The museum housed the major part of the national collection of Malta. The collection began in 1923 when the first fine arts curator, Vincenzo Bonello, embarked on establishing a collection within what was then called the National Museum. Bonello acquired numerous works of excellent quality on the local art market, and in London and Italy. Most were purchased at a time when prices in the art market where still within reach of the museum's modest budget. Public spirited individuals and organizations also left significant bequests.

The permanent display included the largest collection of paintings by the Southern Italian Baroque artist Mattia Preti (1613–1699), an Italian Knight of the Order of Malta who also contributed to the transformation of the interior of St. John’s Co-Cathedral in Valletta. This, together with a fine and rare collection of antique maps, represented one of the strengths of the collection.

The works of other artists on display included Guido Reni (1575–1642), the Caravaggisti Valentin de Boulogne (1591–1632), Giuseppe Ribera (1591–1662) and Matthias Stom (1600–1652), as well as Carlo Maratta (1625–1713) and Bernardo Strozzi (1581–1644). Works by Dutch, French and British artists were also on permanent display.

The collection also included the works of two outstanding Maltese sculptors, Melchiorre Gafà (1636–1667) and Antonio Sciortino (1879–1947), and a noteworthy group of Maltese landscapes. The Grand Harbour of Malta and its environs is the subject of a Joseph Mallord William Turner (1775–1851) watercolour. Other works by Edward Lear (1812–1888), Louis Ducros (1748–1810) and local artists representing the same subject were also on display.

===Furniture and silverware===
The museum exhibited a collection of Maltese furniture and silverware, as well as majolica jars mainly of Sicilian production. Many of the jars were in use at the Sacra Infermeria, the Hospital of the Order of St John. Ecclesiastical silverware was also on display, including a rare fifteenth century chalice of Parisian workmanship.

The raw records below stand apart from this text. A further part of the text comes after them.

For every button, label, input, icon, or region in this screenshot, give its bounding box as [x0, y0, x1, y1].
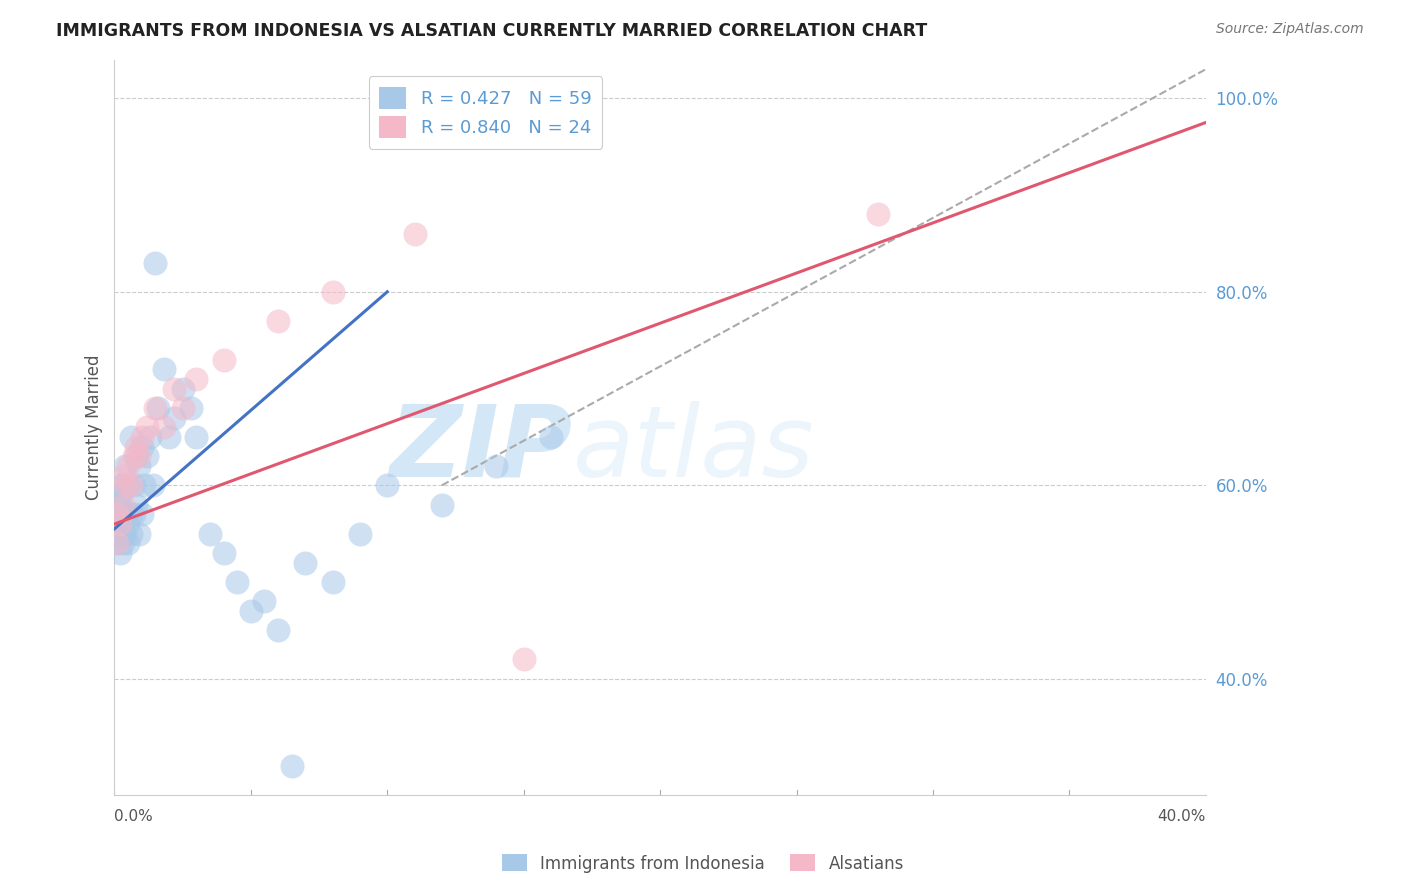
Point — [128, 450, 150, 464]
Point — [136, 420, 159, 434]
Point — [120, 526, 142, 541]
Point — [226, 575, 249, 590]
Point — [108, 516, 131, 531]
Point — [125, 498, 148, 512]
Point — [131, 508, 153, 522]
Point — [105, 508, 128, 522]
Point — [485, 458, 508, 473]
Point — [375, 478, 398, 492]
Text: Source: ZipAtlas.com: Source: ZipAtlas.com — [1216, 22, 1364, 37]
Point — [281, 759, 304, 773]
Point — [108, 546, 131, 560]
Point — [105, 536, 128, 550]
Point — [114, 526, 136, 541]
Point — [128, 526, 150, 541]
Point — [108, 516, 131, 531]
Point — [143, 256, 166, 270]
Point — [120, 508, 142, 522]
Point — [111, 498, 134, 512]
Point — [540, 430, 562, 444]
Point — [111, 526, 134, 541]
Point — [136, 450, 159, 464]
Legend: Immigrants from Indonesia, Alsatians: Immigrants from Indonesia, Alsatians — [495, 847, 911, 880]
Text: atlas: atlas — [572, 401, 814, 498]
Text: 40.0%: 40.0% — [1157, 809, 1206, 824]
Point — [117, 478, 139, 492]
Point — [108, 488, 131, 502]
Point — [172, 401, 194, 415]
Text: IMMIGRANTS FROM INDONESIA VS ALSATIAN CURRENTLY MARRIED CORRELATION CHART: IMMIGRANTS FROM INDONESIA VS ALSATIAN CU… — [56, 22, 928, 40]
Point — [212, 352, 235, 367]
Point — [125, 450, 148, 464]
Point — [105, 516, 128, 531]
Point — [186, 430, 208, 444]
Point — [114, 458, 136, 473]
Point — [142, 478, 165, 492]
Point — [122, 478, 145, 492]
Point — [108, 498, 131, 512]
Point — [294, 556, 316, 570]
Point — [117, 458, 139, 473]
Point — [198, 526, 221, 541]
Point — [111, 536, 134, 550]
Point — [125, 440, 148, 454]
Point — [108, 478, 131, 492]
Point — [111, 478, 134, 492]
Point — [105, 536, 128, 550]
Point — [868, 207, 890, 221]
Point — [322, 575, 344, 590]
Point — [239, 604, 262, 618]
Point — [105, 526, 128, 541]
Point — [349, 526, 371, 541]
Point — [512, 652, 534, 666]
Point — [105, 508, 128, 522]
Point — [105, 498, 128, 512]
Point — [114, 508, 136, 522]
Point — [152, 420, 174, 434]
Point — [163, 382, 186, 396]
Point — [143, 401, 166, 415]
Point — [122, 508, 145, 522]
Point — [108, 508, 131, 522]
Point — [111, 516, 134, 531]
Point — [163, 410, 186, 425]
Point — [117, 516, 139, 531]
Text: 0.0%: 0.0% — [114, 809, 153, 824]
Point — [267, 314, 290, 328]
Point — [131, 430, 153, 444]
Point — [404, 227, 426, 241]
Point — [120, 430, 142, 444]
Point — [120, 478, 142, 492]
Point — [131, 440, 153, 454]
Point — [267, 624, 290, 638]
Point — [128, 458, 150, 473]
Point — [139, 430, 162, 444]
Point — [111, 468, 134, 483]
Point — [322, 285, 344, 299]
Y-axis label: Currently Married: Currently Married — [86, 354, 103, 500]
Point — [114, 478, 136, 492]
Text: ZIP: ZIP — [389, 401, 572, 498]
Point — [212, 546, 235, 560]
Point — [111, 508, 134, 522]
Point — [117, 536, 139, 550]
Point — [172, 382, 194, 396]
Point — [134, 478, 156, 492]
Point — [430, 498, 453, 512]
Point — [253, 594, 276, 608]
Point — [186, 372, 208, 386]
Point — [152, 362, 174, 376]
Point — [122, 450, 145, 464]
Point — [146, 401, 169, 415]
Legend: R = 0.427   N = 59, R = 0.840   N = 24: R = 0.427 N = 59, R = 0.840 N = 24 — [368, 76, 602, 149]
Point — [180, 401, 202, 415]
Point — [157, 430, 180, 444]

===Temporary exhibitions===
The museum had a very active calendar of temporary exhibitions mainly by Maltese artists. Museum curated exhibitions have included the following:
- Postage Stamp Artwork: Emvin Cremona (1919–1987) – Shaping a Modern Identity in Malta’s Philatelic Heritage (September–October 2010) showed original stamp artwork and graphic designs produced by Emvin Cremona, most of which were put on display for the first time.
- Pictures of the Floating World – Ukiyo-e Prints from the National Collection (December 2009) exhibited original Japanese Ukiyo-e from the national collection.
- Victor Pasmore in Malta (December 2008 – January 2009) exhibited abstract works by the international British artist Victor Pasmore from the museum collection and the Central Bank of Malta collection.
- The Maria Pasani Bequest (January – March 2008) exhibited eleven paintings by the Maltese artist Lazzaro Pisani donated by his daughter, Maria Pasani.